Fast's Holland had been laying the groundwork for six months to make sure his company would be able to return when San Francisco finally decided to reopen. The office used to fit 120 desks comfortably, and it's been reduced to 25 socially distanced workspaces. The company set up a ticketing system so people can sign up for the nine available slots a day. The catered lunches aren't buffet trays, but individual orders from Uber Eats and DoorDash. Even with the changes, Holland is still feeling the rush from just being able to bring a small bit of community back into his work life, and so far, the maxed-out attendance in the office has shown that other employees have craved it, too.
"Most of the people I know today and am friends with I met through work," Holland said. "So I am bullish on keeping the community alive. They don't necessarily need to be on your team, but we can still provide a place and a community for people."
The biggest change, though, has just been rethinking what the office actually means to Fast. The startup instituted early in the pandemic a Fast Flex policy, which allows people to work from anywhere, whether it's in a foreign country or while on a road trip or just from their couch. It also started hiring more people from outside the Bay Area, so now around 30 of Fast's 70 employees live outside of Silicon Valley. "We're in a position where nobody has to come in ever again if they don't want to — and that's fine," he said.
Because it will always be a distributed company now, Holland thinks the office will serve more as a co-working space that's exclusively for Fast employees rather than a place for entire teams to report to work.

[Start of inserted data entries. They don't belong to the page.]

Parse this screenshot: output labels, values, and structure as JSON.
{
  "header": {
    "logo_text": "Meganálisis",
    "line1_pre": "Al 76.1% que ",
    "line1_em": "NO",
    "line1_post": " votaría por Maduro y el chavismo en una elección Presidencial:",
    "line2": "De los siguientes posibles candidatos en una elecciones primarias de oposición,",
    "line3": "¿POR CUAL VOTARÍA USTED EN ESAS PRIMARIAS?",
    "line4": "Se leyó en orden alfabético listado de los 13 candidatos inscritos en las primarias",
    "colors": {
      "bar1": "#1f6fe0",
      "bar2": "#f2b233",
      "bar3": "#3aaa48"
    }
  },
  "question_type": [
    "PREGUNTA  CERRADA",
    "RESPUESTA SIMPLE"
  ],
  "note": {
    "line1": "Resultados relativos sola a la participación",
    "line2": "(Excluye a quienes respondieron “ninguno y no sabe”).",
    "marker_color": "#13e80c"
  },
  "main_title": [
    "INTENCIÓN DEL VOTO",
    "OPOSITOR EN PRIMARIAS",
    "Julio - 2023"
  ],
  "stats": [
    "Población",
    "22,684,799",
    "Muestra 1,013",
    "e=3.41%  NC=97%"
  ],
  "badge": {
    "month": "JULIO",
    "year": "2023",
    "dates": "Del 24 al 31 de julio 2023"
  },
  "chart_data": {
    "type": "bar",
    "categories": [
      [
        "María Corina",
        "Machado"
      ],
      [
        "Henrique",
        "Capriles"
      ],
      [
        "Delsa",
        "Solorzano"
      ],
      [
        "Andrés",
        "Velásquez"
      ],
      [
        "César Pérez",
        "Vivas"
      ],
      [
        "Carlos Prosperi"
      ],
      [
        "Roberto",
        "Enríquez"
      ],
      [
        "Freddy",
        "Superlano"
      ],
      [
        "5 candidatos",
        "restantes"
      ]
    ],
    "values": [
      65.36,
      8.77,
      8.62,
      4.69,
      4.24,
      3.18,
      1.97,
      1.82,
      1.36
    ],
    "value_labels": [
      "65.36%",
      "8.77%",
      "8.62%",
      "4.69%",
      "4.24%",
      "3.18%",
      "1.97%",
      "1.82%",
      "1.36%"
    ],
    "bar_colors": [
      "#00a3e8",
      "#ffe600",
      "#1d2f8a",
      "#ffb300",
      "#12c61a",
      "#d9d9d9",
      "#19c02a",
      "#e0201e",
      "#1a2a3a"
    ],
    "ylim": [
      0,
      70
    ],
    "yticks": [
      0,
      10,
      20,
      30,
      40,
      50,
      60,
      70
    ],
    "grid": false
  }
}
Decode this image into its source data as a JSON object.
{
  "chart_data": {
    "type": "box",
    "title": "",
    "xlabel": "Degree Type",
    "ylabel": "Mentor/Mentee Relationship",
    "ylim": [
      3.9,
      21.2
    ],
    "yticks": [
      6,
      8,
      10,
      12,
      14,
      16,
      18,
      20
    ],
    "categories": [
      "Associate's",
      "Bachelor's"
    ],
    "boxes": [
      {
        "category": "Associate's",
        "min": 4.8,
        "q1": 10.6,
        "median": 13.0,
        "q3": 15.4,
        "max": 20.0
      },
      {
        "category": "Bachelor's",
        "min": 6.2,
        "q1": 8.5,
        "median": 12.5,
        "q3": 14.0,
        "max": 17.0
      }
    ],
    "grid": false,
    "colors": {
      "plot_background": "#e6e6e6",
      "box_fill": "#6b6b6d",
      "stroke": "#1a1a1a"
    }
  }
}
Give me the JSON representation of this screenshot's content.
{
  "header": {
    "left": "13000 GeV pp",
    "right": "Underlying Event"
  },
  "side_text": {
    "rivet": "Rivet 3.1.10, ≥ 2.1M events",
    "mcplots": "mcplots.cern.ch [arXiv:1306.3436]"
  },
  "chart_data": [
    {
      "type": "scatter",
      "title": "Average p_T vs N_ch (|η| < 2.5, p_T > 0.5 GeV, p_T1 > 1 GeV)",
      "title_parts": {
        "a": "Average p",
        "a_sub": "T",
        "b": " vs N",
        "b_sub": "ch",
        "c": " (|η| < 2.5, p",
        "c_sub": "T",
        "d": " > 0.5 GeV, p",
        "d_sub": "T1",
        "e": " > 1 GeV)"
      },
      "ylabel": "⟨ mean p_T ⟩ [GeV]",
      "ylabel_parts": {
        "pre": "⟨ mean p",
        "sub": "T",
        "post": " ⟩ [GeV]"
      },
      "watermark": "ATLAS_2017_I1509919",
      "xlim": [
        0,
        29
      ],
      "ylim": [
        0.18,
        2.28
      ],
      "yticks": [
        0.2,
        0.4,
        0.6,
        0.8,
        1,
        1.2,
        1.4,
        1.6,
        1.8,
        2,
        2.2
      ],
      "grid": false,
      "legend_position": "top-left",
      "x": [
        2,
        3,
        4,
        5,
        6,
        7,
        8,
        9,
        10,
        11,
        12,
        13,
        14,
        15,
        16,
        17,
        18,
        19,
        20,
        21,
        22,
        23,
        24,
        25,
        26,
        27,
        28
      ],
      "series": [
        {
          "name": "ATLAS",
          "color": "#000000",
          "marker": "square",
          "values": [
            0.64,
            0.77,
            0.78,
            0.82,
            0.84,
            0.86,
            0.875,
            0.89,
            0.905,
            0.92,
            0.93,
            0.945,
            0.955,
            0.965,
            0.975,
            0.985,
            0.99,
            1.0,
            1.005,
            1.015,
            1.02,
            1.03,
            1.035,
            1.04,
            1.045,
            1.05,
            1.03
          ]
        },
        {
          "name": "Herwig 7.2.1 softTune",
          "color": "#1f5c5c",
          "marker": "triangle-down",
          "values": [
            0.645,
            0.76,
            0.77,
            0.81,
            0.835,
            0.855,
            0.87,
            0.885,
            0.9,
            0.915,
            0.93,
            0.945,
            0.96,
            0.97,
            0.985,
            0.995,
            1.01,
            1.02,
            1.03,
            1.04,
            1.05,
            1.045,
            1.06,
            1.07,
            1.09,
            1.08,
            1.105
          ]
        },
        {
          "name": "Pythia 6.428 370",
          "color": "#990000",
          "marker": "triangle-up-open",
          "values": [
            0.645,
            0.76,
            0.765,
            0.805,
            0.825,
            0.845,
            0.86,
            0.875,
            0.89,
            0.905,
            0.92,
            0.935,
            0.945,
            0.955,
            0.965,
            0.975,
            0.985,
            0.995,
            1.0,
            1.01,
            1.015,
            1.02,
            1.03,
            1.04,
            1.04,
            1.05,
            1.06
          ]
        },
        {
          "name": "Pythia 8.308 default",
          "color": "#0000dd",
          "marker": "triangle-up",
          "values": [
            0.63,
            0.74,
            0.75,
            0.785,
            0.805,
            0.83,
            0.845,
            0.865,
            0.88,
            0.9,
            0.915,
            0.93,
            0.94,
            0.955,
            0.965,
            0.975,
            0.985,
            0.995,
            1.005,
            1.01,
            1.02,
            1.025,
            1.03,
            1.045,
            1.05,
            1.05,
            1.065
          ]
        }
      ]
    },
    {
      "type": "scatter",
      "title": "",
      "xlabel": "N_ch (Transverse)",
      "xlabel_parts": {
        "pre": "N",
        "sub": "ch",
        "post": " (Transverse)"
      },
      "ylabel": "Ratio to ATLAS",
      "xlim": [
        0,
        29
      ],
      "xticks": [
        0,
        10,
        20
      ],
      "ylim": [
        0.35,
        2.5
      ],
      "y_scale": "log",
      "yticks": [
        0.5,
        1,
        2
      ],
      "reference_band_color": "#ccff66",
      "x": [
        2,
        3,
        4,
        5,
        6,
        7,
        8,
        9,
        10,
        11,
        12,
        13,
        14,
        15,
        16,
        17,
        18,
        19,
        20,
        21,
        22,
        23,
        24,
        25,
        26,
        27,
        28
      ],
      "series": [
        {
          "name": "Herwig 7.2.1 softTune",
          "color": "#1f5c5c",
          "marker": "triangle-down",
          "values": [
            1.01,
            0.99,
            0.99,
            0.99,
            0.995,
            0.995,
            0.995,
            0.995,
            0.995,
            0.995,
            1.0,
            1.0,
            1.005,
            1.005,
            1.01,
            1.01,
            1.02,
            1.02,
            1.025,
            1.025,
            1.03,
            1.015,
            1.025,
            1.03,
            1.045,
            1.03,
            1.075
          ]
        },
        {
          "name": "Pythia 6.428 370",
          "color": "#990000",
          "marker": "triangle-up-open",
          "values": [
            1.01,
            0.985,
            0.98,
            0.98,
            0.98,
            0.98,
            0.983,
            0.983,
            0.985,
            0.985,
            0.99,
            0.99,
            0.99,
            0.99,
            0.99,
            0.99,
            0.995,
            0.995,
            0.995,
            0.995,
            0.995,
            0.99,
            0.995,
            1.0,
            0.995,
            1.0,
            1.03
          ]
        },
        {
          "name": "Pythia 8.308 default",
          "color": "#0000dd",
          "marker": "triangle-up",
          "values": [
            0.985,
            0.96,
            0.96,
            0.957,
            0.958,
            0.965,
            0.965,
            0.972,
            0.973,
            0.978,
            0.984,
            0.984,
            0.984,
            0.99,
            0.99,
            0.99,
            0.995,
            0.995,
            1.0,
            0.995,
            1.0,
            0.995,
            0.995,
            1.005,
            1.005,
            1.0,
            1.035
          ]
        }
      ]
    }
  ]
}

Dropbox is taking a similar tack by launching "studios" instead of offices. For Dropbox employees, their daily work will be expected to be done in co-working spaces or from their couch, but the company will have more communal studios for team building, training and events.
While many companies are giving up their office spaces, Holland isn't backing away from them. Instead, he expects to see Fast open more in the future.
"I am bullish on the future of offices, but the way that I think of them is different from before COVID," he said. "We'll open up offices in other parts of the world, but I think of our offices as co-working offices for employees. They're not designed to be the office that you and your team and your boss all work from."